Professor Barbara Dutrow, BSc, MSc, PhD

Abstract:

Minerals, the naturally occurring crystalline chemical solids, comprising planet Earth underpin many societal advances. From the beginnings of humankind, Earth’s minerals have been essential for artistic expression, scientific and technological advances, and for the well-being of society. Prior to written language, paintings made of mineral pigments decorated caves. Personal adornment exploited a wide variety of mineral gemstones that continues today. Early Homo sapiens separated different minerals based on their physical properties, advancing uses for food gathering and protection. Utilization of these minerals defines the Ages of Humankind: Stone, Bronze, Iron and Technological ages [1]. Ben Franklin used the pyroelectric and piezoelectric properties of the mineral tourmaline for supporting his theory of electricity.  Diamond, nature’s hardest substance, is not only a highly prized gemstone but has a myriad of applications such as a substrate for electronics due to the exceptional 3D heat transporting properties. Two areas underscore the criticality of minerals to the science and technological needs leading to a more sustainable future.

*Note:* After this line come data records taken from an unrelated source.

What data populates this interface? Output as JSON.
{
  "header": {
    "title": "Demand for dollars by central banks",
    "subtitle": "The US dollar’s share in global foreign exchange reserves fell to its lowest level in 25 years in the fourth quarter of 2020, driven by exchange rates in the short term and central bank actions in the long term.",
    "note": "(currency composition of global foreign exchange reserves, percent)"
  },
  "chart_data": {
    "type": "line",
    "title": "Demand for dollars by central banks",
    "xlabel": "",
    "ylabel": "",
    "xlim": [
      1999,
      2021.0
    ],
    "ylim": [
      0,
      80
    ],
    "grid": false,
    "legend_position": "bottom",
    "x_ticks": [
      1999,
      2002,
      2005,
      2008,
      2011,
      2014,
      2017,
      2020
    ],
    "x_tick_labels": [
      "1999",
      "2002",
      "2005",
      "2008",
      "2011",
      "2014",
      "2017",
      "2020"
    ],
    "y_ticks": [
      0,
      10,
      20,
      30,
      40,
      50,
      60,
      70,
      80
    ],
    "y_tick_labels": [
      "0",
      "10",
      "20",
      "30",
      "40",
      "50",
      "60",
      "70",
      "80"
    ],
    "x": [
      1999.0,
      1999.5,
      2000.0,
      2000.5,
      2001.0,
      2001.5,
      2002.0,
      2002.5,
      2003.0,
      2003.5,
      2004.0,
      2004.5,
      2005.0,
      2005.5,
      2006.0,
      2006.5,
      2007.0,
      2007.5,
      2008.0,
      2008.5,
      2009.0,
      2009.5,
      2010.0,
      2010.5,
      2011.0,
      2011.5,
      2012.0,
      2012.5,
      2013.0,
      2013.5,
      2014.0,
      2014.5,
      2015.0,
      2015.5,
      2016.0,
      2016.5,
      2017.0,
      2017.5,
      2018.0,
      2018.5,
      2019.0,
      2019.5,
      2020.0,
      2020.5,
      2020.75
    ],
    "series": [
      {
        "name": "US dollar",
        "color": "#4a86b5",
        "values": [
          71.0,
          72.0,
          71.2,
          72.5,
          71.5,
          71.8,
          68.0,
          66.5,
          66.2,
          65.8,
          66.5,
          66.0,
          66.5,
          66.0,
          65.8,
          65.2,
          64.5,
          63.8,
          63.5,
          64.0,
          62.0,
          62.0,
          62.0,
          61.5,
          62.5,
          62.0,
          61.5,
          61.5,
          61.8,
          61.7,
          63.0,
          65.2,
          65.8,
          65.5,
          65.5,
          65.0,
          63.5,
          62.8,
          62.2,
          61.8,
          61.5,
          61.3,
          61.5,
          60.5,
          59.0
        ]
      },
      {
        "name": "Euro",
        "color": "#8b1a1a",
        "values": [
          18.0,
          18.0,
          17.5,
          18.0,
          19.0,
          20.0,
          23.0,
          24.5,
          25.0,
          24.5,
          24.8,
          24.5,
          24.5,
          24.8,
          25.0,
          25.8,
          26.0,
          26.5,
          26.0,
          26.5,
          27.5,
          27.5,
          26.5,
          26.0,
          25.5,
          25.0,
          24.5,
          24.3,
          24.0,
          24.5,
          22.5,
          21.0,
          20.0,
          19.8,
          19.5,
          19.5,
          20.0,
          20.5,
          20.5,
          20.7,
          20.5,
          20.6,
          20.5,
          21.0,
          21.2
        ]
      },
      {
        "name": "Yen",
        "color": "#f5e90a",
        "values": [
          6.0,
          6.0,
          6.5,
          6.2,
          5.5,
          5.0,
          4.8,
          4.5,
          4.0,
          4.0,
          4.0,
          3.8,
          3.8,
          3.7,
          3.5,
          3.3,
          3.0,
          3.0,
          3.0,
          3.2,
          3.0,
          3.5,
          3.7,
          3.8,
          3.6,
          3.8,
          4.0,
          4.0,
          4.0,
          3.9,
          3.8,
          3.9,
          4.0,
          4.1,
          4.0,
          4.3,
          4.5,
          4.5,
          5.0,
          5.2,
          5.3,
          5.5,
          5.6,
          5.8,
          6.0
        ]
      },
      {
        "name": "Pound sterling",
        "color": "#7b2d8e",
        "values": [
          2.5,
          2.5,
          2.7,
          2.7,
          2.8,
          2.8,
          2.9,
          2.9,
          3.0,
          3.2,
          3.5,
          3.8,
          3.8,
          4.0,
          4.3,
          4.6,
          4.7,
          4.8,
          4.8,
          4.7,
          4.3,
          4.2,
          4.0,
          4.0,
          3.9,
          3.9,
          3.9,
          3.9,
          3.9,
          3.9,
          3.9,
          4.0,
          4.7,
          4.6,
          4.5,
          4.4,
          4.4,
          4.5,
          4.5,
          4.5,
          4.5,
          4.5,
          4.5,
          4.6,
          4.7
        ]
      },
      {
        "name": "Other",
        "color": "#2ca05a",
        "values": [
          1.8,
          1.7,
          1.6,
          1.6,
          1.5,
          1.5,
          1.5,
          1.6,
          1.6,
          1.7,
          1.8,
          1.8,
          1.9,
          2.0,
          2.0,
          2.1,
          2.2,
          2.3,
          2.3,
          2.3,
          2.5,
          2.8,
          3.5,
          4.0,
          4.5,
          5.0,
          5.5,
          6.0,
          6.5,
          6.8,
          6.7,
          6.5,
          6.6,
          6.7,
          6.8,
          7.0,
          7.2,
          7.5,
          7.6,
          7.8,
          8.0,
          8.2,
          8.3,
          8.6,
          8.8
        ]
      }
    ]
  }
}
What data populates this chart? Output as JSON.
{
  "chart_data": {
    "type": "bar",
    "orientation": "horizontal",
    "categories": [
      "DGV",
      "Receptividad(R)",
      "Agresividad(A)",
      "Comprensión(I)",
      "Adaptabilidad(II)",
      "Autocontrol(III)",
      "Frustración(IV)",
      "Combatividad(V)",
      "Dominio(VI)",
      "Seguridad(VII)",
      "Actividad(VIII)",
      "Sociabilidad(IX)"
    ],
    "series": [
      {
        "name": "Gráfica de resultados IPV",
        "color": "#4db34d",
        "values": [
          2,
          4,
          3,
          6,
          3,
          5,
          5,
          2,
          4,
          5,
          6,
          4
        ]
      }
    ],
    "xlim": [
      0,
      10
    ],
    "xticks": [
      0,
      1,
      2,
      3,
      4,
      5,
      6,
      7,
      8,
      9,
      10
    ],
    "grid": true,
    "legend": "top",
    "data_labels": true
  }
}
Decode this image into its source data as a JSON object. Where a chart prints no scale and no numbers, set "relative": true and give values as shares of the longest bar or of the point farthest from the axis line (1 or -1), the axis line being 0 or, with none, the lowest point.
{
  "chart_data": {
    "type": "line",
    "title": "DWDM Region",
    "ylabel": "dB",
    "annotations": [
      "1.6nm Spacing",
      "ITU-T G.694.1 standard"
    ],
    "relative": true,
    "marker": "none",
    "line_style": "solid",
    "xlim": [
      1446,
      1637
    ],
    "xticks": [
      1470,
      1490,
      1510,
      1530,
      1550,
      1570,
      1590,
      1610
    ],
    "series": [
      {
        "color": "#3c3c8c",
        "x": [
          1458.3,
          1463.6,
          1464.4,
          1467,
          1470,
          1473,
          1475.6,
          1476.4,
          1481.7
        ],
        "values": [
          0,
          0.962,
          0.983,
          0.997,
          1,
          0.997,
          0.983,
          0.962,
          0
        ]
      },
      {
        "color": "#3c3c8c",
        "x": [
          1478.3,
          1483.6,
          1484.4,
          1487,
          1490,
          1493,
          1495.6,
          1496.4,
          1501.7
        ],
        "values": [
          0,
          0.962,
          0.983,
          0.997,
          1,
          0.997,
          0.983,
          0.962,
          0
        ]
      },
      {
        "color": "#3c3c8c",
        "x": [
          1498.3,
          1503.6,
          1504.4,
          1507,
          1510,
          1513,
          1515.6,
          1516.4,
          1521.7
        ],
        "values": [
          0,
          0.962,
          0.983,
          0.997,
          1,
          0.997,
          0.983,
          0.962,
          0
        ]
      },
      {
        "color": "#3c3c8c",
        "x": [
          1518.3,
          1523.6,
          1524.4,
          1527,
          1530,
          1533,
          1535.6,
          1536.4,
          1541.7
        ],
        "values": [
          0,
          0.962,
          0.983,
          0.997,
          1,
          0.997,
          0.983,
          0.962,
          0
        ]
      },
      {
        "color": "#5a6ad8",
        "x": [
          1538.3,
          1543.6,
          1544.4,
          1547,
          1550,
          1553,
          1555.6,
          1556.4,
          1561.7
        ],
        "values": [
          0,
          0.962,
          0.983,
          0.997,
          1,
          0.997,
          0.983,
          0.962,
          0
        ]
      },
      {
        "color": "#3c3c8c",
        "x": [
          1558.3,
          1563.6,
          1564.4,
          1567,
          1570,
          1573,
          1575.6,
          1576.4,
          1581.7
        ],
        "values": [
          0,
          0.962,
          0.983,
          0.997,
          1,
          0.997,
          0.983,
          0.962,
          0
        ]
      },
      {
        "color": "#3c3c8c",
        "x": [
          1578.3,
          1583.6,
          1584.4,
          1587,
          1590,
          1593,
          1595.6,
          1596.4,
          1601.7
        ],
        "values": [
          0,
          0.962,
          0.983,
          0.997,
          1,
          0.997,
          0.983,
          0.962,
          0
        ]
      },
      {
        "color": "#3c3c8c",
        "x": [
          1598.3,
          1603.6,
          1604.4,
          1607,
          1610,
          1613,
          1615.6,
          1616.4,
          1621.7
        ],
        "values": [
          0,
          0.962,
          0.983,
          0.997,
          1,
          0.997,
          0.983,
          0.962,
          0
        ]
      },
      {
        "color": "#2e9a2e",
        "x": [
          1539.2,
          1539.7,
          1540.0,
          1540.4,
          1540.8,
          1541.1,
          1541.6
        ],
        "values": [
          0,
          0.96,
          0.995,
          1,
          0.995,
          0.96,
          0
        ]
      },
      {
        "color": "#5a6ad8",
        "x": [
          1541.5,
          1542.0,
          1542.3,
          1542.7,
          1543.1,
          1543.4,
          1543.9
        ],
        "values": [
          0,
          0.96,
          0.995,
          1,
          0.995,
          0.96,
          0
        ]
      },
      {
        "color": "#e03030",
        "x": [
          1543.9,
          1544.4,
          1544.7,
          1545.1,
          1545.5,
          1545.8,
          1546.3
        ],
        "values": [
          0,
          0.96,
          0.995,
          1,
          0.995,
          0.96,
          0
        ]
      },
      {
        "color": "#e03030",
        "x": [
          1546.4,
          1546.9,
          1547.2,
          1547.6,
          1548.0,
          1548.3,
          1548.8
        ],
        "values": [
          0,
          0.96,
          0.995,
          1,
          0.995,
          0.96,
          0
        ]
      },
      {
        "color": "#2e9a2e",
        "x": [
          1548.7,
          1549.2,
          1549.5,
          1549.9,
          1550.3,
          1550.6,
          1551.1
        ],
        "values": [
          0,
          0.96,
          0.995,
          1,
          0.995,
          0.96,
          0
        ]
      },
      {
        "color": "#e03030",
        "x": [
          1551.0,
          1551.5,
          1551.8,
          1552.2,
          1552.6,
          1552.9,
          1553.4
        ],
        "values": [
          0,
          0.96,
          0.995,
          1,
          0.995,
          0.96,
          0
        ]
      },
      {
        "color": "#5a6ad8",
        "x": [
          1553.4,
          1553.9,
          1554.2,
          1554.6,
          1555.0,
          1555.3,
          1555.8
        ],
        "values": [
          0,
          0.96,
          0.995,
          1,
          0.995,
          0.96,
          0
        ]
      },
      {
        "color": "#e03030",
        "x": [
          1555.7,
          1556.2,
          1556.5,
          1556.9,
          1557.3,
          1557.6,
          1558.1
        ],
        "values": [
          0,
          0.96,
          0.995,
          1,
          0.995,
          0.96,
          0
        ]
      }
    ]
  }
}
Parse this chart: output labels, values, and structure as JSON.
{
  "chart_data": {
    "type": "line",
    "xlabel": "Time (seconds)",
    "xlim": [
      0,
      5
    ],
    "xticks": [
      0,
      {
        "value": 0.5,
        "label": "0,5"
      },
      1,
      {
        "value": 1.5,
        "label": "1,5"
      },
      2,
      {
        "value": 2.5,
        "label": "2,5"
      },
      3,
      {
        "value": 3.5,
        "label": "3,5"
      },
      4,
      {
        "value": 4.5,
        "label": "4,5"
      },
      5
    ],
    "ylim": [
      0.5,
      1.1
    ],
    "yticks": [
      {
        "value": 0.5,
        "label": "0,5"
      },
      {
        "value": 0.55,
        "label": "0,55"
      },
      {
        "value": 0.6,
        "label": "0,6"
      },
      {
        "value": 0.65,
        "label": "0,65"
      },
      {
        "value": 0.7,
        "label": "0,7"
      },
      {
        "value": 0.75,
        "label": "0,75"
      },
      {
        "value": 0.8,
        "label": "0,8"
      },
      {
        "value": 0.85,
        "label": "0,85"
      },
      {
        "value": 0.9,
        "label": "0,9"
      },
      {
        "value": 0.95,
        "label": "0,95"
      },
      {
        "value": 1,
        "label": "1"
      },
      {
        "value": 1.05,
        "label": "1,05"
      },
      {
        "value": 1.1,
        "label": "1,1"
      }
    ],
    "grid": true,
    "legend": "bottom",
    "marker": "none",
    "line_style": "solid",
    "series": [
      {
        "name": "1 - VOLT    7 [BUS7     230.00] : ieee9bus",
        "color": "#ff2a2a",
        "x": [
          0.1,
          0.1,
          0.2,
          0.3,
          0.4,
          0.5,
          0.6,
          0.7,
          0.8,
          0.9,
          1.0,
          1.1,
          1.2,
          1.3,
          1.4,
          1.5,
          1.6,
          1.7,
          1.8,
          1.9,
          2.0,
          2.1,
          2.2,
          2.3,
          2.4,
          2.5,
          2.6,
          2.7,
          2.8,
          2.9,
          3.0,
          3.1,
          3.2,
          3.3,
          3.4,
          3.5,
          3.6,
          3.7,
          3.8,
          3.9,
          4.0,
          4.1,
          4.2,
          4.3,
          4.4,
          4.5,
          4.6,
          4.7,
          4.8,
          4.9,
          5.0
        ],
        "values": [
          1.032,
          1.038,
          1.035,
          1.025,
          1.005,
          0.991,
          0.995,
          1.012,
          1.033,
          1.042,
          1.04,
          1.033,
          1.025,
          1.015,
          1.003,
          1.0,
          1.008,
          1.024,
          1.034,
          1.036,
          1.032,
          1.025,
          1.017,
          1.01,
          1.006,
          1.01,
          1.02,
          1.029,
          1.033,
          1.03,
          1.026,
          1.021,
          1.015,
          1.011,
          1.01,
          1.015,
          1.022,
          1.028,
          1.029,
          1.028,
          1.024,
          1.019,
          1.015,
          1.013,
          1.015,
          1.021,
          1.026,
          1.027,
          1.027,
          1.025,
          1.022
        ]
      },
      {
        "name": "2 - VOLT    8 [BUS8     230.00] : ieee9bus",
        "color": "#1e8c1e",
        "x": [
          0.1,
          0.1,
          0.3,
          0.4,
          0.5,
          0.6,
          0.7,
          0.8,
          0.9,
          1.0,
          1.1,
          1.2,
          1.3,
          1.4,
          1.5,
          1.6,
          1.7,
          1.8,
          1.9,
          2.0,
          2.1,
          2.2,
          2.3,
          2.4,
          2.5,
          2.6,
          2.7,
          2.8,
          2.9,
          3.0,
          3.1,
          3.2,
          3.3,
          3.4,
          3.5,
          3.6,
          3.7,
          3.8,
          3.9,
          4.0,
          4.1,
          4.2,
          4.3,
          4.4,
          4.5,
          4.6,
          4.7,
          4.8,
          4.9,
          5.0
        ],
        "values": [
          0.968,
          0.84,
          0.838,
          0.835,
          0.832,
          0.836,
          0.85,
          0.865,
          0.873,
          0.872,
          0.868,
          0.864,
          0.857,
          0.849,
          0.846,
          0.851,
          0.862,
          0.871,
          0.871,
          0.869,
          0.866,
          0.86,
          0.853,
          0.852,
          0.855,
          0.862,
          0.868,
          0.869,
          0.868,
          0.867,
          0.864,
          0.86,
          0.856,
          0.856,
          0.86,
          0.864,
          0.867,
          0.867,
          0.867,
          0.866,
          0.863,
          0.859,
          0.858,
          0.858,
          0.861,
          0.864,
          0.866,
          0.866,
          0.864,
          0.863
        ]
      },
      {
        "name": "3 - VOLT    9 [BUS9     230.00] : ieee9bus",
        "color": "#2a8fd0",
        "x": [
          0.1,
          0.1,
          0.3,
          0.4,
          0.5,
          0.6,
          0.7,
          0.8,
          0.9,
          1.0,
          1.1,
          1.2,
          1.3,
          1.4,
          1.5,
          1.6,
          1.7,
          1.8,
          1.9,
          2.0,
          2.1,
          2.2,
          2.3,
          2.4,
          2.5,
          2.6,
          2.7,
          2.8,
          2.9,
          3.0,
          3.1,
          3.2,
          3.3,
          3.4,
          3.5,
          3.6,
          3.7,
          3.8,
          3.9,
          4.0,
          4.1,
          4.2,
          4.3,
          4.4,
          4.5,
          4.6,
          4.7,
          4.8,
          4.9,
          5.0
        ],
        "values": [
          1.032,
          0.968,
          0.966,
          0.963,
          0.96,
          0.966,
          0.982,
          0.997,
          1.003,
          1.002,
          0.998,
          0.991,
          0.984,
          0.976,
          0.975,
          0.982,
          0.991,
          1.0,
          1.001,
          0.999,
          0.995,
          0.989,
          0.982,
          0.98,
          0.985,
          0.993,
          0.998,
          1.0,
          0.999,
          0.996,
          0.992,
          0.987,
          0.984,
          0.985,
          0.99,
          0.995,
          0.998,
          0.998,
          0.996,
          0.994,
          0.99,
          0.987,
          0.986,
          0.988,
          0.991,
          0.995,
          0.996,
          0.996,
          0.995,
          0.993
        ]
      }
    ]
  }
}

The chemical constituents extracted from minerals power advances in the clean energy transition. Predictions indicate that total mineral demand from clean energy technologies will double to quadruple depending on the scenario [2]. Battery storage materials (lithium, graphite, cobalt, nickel, manganese) account for nearly half of the mineral requirements. Some minerals find application essentially as the occur, e.g. graphite and copper, whereas others are refined to extract their constituents; the critical elements needed across the spectrum of existing and proposed new technologies. As examples, rare earth elements (REEs), with unique properties essential to hybrid and electric cars, high-strength magnets for wind turbines and as components in solar photovoltaic cells, are housed in unusual minerals (RE phosphates) or adsorbed onto their surfaces (e.g. clays). Uncommon geochemical environments are required to concentrate these trace elements, with an average of ~169 𝜇g/g in the continental crust [3], into deposits that can be mined profitably. A 50% increase in demand is projected in 10 years [2]. REE deposits are not uniformly distributed across Earth’s surface, creating countries with few resources and those with abundant resources. Lithium, a critical element for batteries, is extracted largely from minerals and must similarly be concentrated into an extractable ore. Lithium is rare in the bulk silicate earth (~1.39 𝜇g/g on average) but concentrated in the upper continental crust from ~21 𝜇g/g to 7,000 𝜇g/g [4]. Of the 124 known Li minerals, about 73% are silicates of which about four occur in sufficient quantities to be mined. Nearly 50% of the world’s lithium derives from minerals in one country, Australia [4]. While many countries have reserves, also in brines, over 40 times the current demand will be needed by 2040 in the scenario of rechargeable batteries [2]. From aluminum to zinc, the elements extracted from minerals form the basis for advanced materials. The global energy transition has far-reaching consequences for mineral demand over the next few decades.

Geothermal energy is a sustainable and clean source of power that harnesses heat from within the Earth, typically involving circulation of hot fluids. However, understanding the long-term evolution of high-temperature geothermal systems remains challenging. Two primary approaches are used to investigate these systems: (1) numerical modelling of geothermal processes, and (2) analyzing minerals that form within the system. Geothermal (hydrothermal) systems are modelled as a complex interplay of non-linear thermal, mechanical, and chemical feedback among fluids and minerals [5]. Certain minerals can record thermal evolution by acting as natural thermometers. One such mineral is tourmaline, a chemically complex borosilicate that incorporates the fluid-mobile element boron. Tourmaline has an exceptional ability to capture geochemical and thermal conditions during its growth. Its crystallographic sectors partition chemical elements in a way that allows sector zoning to function as a mineral thermometer [6]. When geochemical conditions change rapidly, oscillatory zoning may develop, overlaying the intersector partitioning to create a detailed record of the system's thermal history. This approach is demonstrated by sector-, and oscillatory-zoned tourmalines from the Siglo XX hydrothermal system in Bolivia. Chemical analysis by the electron microprobe indicates that temperatures during tourmaline formation occurred at about 380°C, gradually dropped to around 300°C, and later rose again to approximately 470°C when growth ceased. Such findings showcase the power of mineral-based methods to reconstruct the thermal evolution of geothermal systems and complement traditional modelling techniques for understanding the system’s lifetime. As the world strives to a sustainable future, minerals play an essential role for the new, carbon-free, advanced technologies.